There are still some limitations. First of all, although sensitivity and subgroup analyses were performed to confirm the statistic power of the study, the effect of heterogeneity still cannot be eliminated completely. We assumed that the inclusion of small sample size studies might be the reason causing inconclusive and imprecise results. However, only nine publications met all our inclusion criteria, it is impossible to omit the outcomes of small sample size studies in this meta-analysis. Furthermore, the use of different ELISA kits might be another reason causing heterogeneity and discrepancy. Some researchers put forward that certain ELISAs were more appropriate for detecting human serum COMP than others. A study comparing three ELISA kits for measuring COMP in serum concluded that an in-house method utilizing MAb’s 16F12 and 17C10 and the Biovendor kit (Modrice, Czech Rep.) were more suitable for detecting serum COMP than Anamar kit (Gothenburg, Sweden) [37]. A previous meta-analysis reported that the ELISA kit manufactured by Kamiya Biomedical Company was preferable than other ELISA kits in the measurement of serum COMP [30]. However, due to the diverse ELISA kits involved in our study, subgroup analysis could not be performed to prove which ELISA kit is the best choice.

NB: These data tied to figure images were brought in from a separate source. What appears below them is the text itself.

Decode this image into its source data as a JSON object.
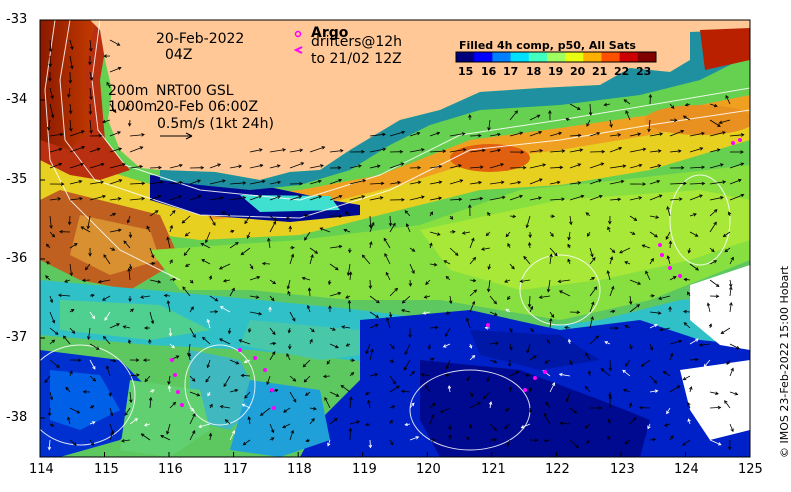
{
  "map": {
    "date_label": "20-Feb-2022",
    "time_label": "04Z",
    "contour_label_200": "200m",
    "contour_label_1000": "1000m",
    "nrt_label": "NRT00 GSL",
    "nrt_time": "20-Feb 06:00Z",
    "scale_label": "0.5m/s (1kt 24h)",
    "argo_label": "Argo",
    "drifters_label": "drifters@12h",
    "drifters_to": "to 21/02 12Z",
    "colorbar_title": "Filled 4h comp, p50, All Sats",
    "colorbar_ticks": [
      "15",
      "16",
      "17",
      "18",
      "19",
      "20",
      "21",
      "22",
      "23"
    ],
    "colorbar_colors": [
      "#00007f",
      "#0000ff",
      "#0080ff",
      "#00e0ff",
      "#40ffc0",
      "#a0ff60",
      "#e8ff10",
      "#ffb000",
      "#ff5000",
      "#cc0000",
      "#800000"
    ],
    "x_ticks": [
      "114",
      "115",
      "116",
      "117",
      "118",
      "119",
      "120",
      "121",
      "122",
      "123",
      "124",
      "125"
    ],
    "y_ticks": [
      "-33",
      "-34",
      "-35",
      "-36",
      "-37",
      "-38"
    ],
    "credit": "© IMOS 23-Feb-2022 15:00 Hobart",
    "land_color": "#ffc896",
    "drifter_color": "#ff00ff"
  }
}
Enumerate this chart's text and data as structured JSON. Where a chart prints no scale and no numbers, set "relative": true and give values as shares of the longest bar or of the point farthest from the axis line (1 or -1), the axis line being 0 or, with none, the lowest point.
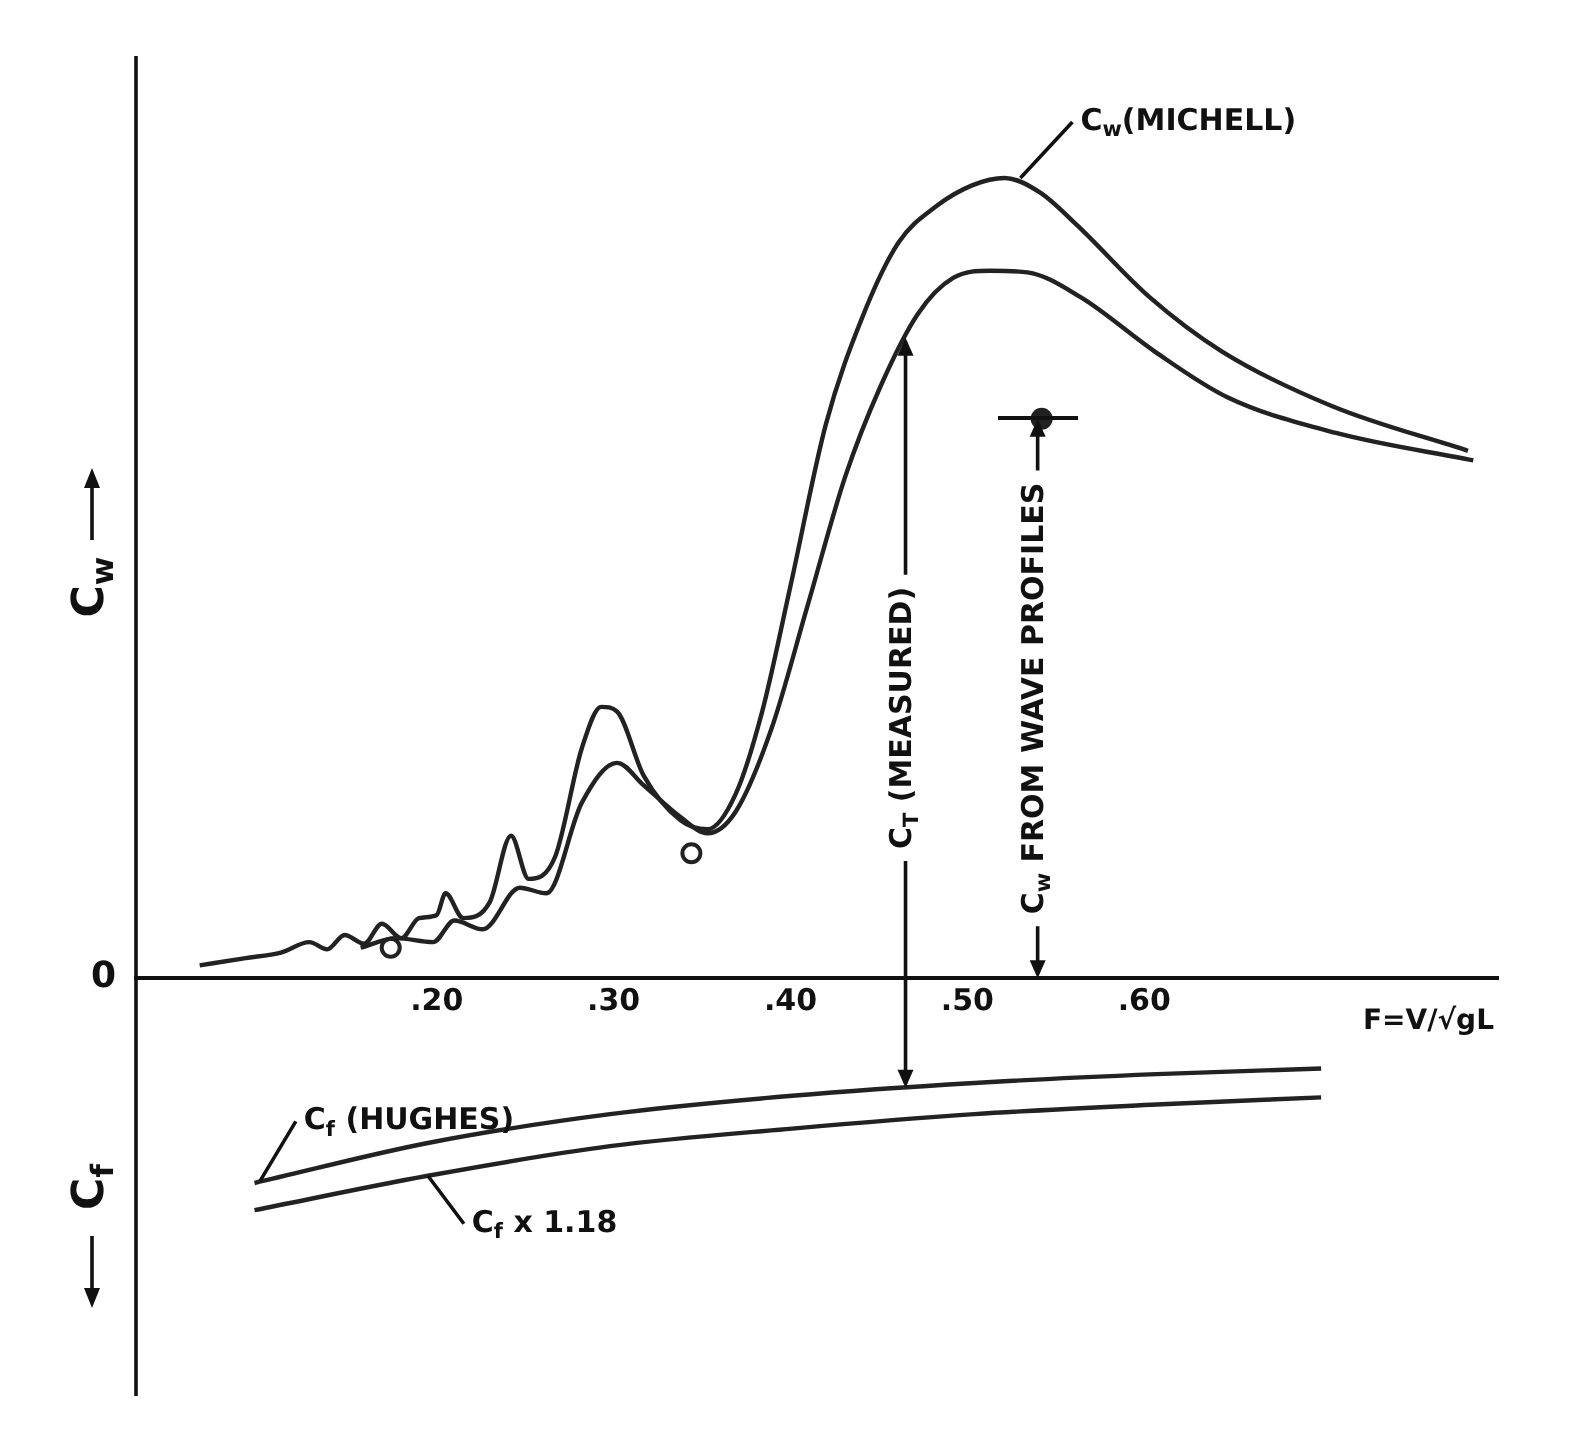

Yet, by examining the results of the nine enrolled studies, we observed that two of them revealed no significant difference in serum COMP levels between knee OA patients and controls [19, 23]. These two studies applied a R&D Systems ELISA and a Kamiya Biomedical ELISA respectively, while other studies utilized in-house method or AnaMar Medical kit manufactured by different company. However, the direct comparison among studies is less rigorous. To ascertain the best ELISA kits for assessing serum COMP, the only way is to compare the serum sample quantified by the each technique from the same subjects. Future experiments should investigate in this field. Our study only estimates the diagnostic value of serum COMP in knee OA. The effectiveness of synovial fluid COMP in predicting knee OA and the usefulness of serum COMP in detecting other joints of OA remain to be established.

Conclusion

The overall analysis revealed a significant elevation of serum COMP in knee OA patients compared to controls. The overall effect showed that serum COMP had the potential to differentiate knee OA patients from healthy subjects. In assessing the correlation between serum COMP and knee OA disease severity, although the result of K-L 1 versus control and K-L grade 3 versus K-L 1 did not reach statistical significance, serum COMP still showed elevation toward patients with more serious OA stage. Pooled statistic of our meta-analysis showed that serum COMP levels were better in distinguishing patients with K-L grades ≥ 2. Future rigorous prospective study is required in order to strengthen our findings.